Non esiste nessuna tecnologia così avanzata e sofisticata che raggiunga la complessità e la perfezione degli alberi viventi. Forse per questo cadiamo facilmente nella tentazione di pensare che debba per forza esistere una comunicazione sociale fra le piante, una sorta di emulazione della nostra intelligenza e del nostro modo di relazionarci e comunicare.
Il Wood Wide Web e gli alberi-madre
Nel 1997, la copertina di Nature è stata dedicata al Wood Wide Web: letteralmente la “rete ampia del bosco”, è una metafora che indica la rete di comunicazione sotterranea tra gli alberi di una foresta. Una metafora sviluppata a partire dallo studio1 firmato da Suzanne Simard, allora ricercatrice al Ministero delle Foreste della provincia canadese Columbia Britannica.
Fino a quel momento, era chiaro che le radici di alcuni vegetali, come gli alberi, formassero relazioni simbiotiche con particolari funghi, le micorrize: Simard e colleghi hanno dimostrato in quello studio come gli zuccheri fotosintetizzati dentro queste simbiosi non si fermino al singolo vegetale ma vengano trasmesse ad altri vegetali, più lontani, attraverso i filamenti (ife) dei funghi.

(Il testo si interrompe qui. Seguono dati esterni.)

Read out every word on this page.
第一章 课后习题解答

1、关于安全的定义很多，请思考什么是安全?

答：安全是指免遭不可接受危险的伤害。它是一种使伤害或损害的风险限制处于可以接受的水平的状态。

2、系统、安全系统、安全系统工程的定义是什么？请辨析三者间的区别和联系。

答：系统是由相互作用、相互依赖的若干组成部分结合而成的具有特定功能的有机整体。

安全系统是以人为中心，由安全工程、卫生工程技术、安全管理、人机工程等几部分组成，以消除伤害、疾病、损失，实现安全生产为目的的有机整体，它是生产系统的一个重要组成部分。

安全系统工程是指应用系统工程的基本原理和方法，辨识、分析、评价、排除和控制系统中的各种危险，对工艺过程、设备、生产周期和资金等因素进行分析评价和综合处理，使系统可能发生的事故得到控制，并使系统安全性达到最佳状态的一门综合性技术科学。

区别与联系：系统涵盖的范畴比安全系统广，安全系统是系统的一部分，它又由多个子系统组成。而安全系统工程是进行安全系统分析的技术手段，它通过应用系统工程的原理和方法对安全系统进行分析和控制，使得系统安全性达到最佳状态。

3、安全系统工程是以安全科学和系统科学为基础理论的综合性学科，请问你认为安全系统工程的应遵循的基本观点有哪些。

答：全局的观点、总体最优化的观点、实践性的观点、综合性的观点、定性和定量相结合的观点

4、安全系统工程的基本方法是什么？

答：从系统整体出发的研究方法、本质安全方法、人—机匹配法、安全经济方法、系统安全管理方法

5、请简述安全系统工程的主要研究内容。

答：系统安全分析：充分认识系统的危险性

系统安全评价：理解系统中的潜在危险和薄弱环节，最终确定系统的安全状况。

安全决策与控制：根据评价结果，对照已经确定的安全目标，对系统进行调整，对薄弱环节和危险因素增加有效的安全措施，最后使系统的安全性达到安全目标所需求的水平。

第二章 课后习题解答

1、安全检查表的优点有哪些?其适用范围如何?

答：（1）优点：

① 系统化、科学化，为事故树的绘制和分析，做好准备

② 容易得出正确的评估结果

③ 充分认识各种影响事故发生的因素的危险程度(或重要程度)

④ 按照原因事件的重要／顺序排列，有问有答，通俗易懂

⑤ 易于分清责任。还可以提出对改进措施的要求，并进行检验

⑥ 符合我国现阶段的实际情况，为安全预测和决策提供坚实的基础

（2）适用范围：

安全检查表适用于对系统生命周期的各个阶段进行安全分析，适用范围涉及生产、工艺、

Una sorta di “superstrada comunicativa sotterranea” che funziona come Internet: i nodi con più collegamenti-radici, gli hub, forniscono sostanze nutritive a quelli che ne hanno meno, gli spoke.
Metafora su metafora, il passo da “hub” a “madre” è stato breve, come dimostra il titolo del bestseller di Simard, Finding the Mother Tree (2021).

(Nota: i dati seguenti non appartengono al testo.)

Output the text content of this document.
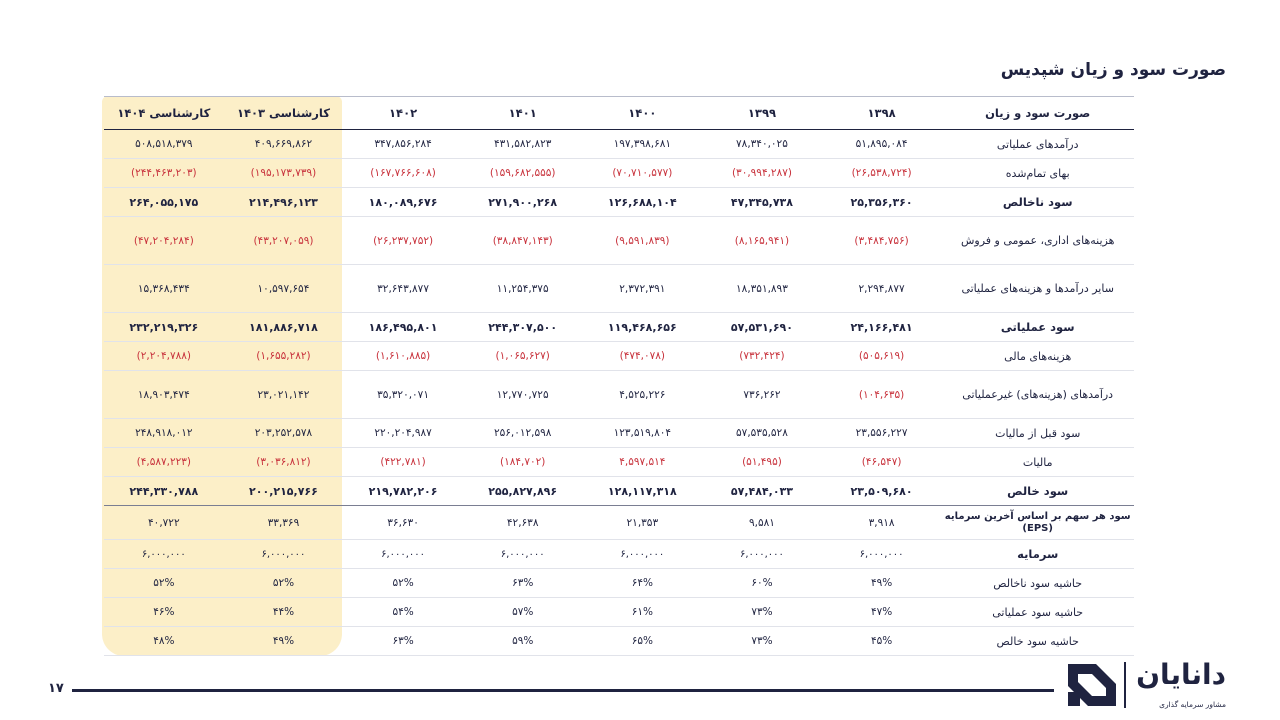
صورت سود و زیان شپدیس
صورت سود و زیان	۱۳۹۸	۱۳۹۹	۱۴۰۰	۱۴۰۱	۱۴۰۲	کارشناسی ۱۴۰۳	کارشناسی ۱۴۰۴
درآمدهای عملیاتی	۵۱,۸۹۵,۰۸۴	۷۸,۳۴۰,۰۲۵	۱۹۷,۳۹۸,۶۸۱	۴۳۱,۵۸۲,۸۲۳	۳۴۷,۸۵۶,۲۸۴	۴۰۹,۶۶۹,۸۶۲	۵۰۸,۵۱۸,۳۷۹
بهای تمام‌شده	(۲۶,۵۳۸,۷۲۴)	(۳۰,۹۹۴,۲۸۷)	(۷۰,۷۱۰,۵۷۷)	(۱۵۹,۶۸۲,۵۵۵)	(۱۶۷,۷۶۶,۶۰۸)	(۱۹۵,۱۷۳,۷۳۹)	(۲۴۴,۴۶۳,۲۰۳)
سود ناخالص	۲۵,۳۵۶,۳۶۰	۴۷,۳۴۵,۷۳۸	۱۲۶,۶۸۸,۱۰۴	۲۷۱,۹۰۰,۲۶۸	۱۸۰,۰۸۹,۶۷۶	۲۱۴,۴۹۶,۱۲۳	۲۶۴,۰۵۵,۱۷۵
هزینه‌های اداری، عمومی و فروش	(۳,۴۸۴,۷۵۶)	(۸,۱۶۵,۹۴۱)	(۹,۵۹۱,۸۳۹)	(۳۸,۸۴۷,۱۴۳)	(۲۶,۲۳۷,۷۵۲)	(۴۳,۲۰۷,۰۵۹)	(۴۷,۲۰۴,۲۸۴)
سایر درآمدها و هزینه‌های عملیاتی	۲,۲۹۴,۸۷۷	۱۸,۳۵۱,۸۹۳	۲,۳۷۲,۳۹۱	۱۱,۲۵۴,۳۷۵	۳۲,۶۴۳,۸۷۷	۱۰,۵۹۷,۶۵۴	۱۵,۳۶۸,۴۳۴
سود عملیاتی	۲۴,۱۶۶,۴۸۱	۵۷,۵۳۱,۶۹۰	۱۱۹,۴۶۸,۶۵۶	۲۴۴,۳۰۷,۵۰۰	۱۸۶,۴۹۵,۸۰۱	۱۸۱,۸۸۶,۷۱۸	۲۳۲,۲۱۹,۳۲۶
هزینه‌های مالی	(۵۰۵,۶۱۹)	(۷۳۲,۴۲۴)	(۴۷۴,۰۷۸)	(۱,۰۶۵,۶۲۷)	(۱,۶۱۰,۸۸۵)	(۱,۶۵۵,۲۸۲)	(۲,۲۰۴,۷۸۸)
درآمدهای (هزینه‌های) غیرعملیاتی	(۱۰۴,۶۳۵)	۷۳۶,۲۶۲	۴,۵۲۵,۲۲۶	۱۲,۷۷۰,۷۲۵	۳۵,۳۲۰,۰۷۱	۲۳,۰۲۱,۱۴۲	۱۸,۹۰۳,۴۷۴
سود قبل از مالیات	۲۳,۵۵۶,۲۲۷	۵۷,۵۳۵,۵۲۸	۱۲۳,۵۱۹,۸۰۴	۲۵۶,۰۱۲,۵۹۸	۲۲۰,۲۰۴,۹۸۷	۲۰۳,۲۵۲,۵۷۸	۲۴۸,۹۱۸,۰۱۲
مالیات	(۴۶,۵۴۷)	(۵۱,۴۹۵)	۴,۵۹۷,۵۱۴	(۱۸۴,۷۰۲)	(۴۲۲,۷۸۱)	(۳,۰۳۶,۸۱۲)	(۴,۵۸۷,۲۲۳)
سود خالص	۲۳,۵۰۹,۶۸۰	۵۷,۴۸۴,۰۳۳	۱۲۸,۱۱۷,۳۱۸	۲۵۵,۸۲۷,۸۹۶	۲۱۹,۷۸۲,۲۰۶	۲۰۰,۲۱۵,۷۶۶	۲۴۴,۳۳۰,۷۸۸
سود هر سهم بر اساس آخرین سرمایه (EPS)	۳,۹۱۸	۹,۵۸۱	۲۱,۳۵۳	۴۲,۶۳۸	۳۶,۶۳۰	۳۳,۳۶۹	۴۰,۷۲۲
سرمایه	۶,۰۰۰,۰۰۰	۶,۰۰۰,۰۰۰	۶,۰۰۰,۰۰۰	۶,۰۰۰,۰۰۰	۶,۰۰۰,۰۰۰	۶,۰۰۰,۰۰۰	۶,۰۰۰,۰۰۰
حاشیه سود ناخالص	۴۹%	۶۰%	۶۴%	۶۳%	۵۲%	۵۲%	۵۲%
حاشیه سود عملیاتی	۴۷%	۷۳%	۶۱%	۵۷%	۵۴%	۴۴%	۴۶%
حاشیه سود خالص	۴۵%	۷۳%	۶۵%	۵۹%	۶۳%	۴۹%	۴۸%
۱۷	دانایان
مشاور سرمایه گذاری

Nel corso degli anni, è quindi emersa una narrazione antropomorfica che utilizza parole come “madre” (anche se gli alberi in questione sono sia maschili che femminili) e tende a creare un senso di vicinanza ed empatia negli esseri umani che dovrebbe spingerli a preoccuparsi degli alberi percependoli come propri simili.
Gli alberi che comunicano fra loro, che si prendono cura l’uno dell’altro e si sostengono in comunità cooperative hanno catturato il nostro immaginario popolare: dal film Avatar (2009) di James Cameron al romanzo The Overstory (2018) di Richard Powers, vincitore del premio Pulitzer nel 2019.
E se tutte queste raffigurazioni che mostrano gli ecosistemi, gli alberi e le foreste come esseri sociali, che parlano e comunicano fra loro, stessero in realtà travisando e addirittura danneggiando la causa della loro conservazione?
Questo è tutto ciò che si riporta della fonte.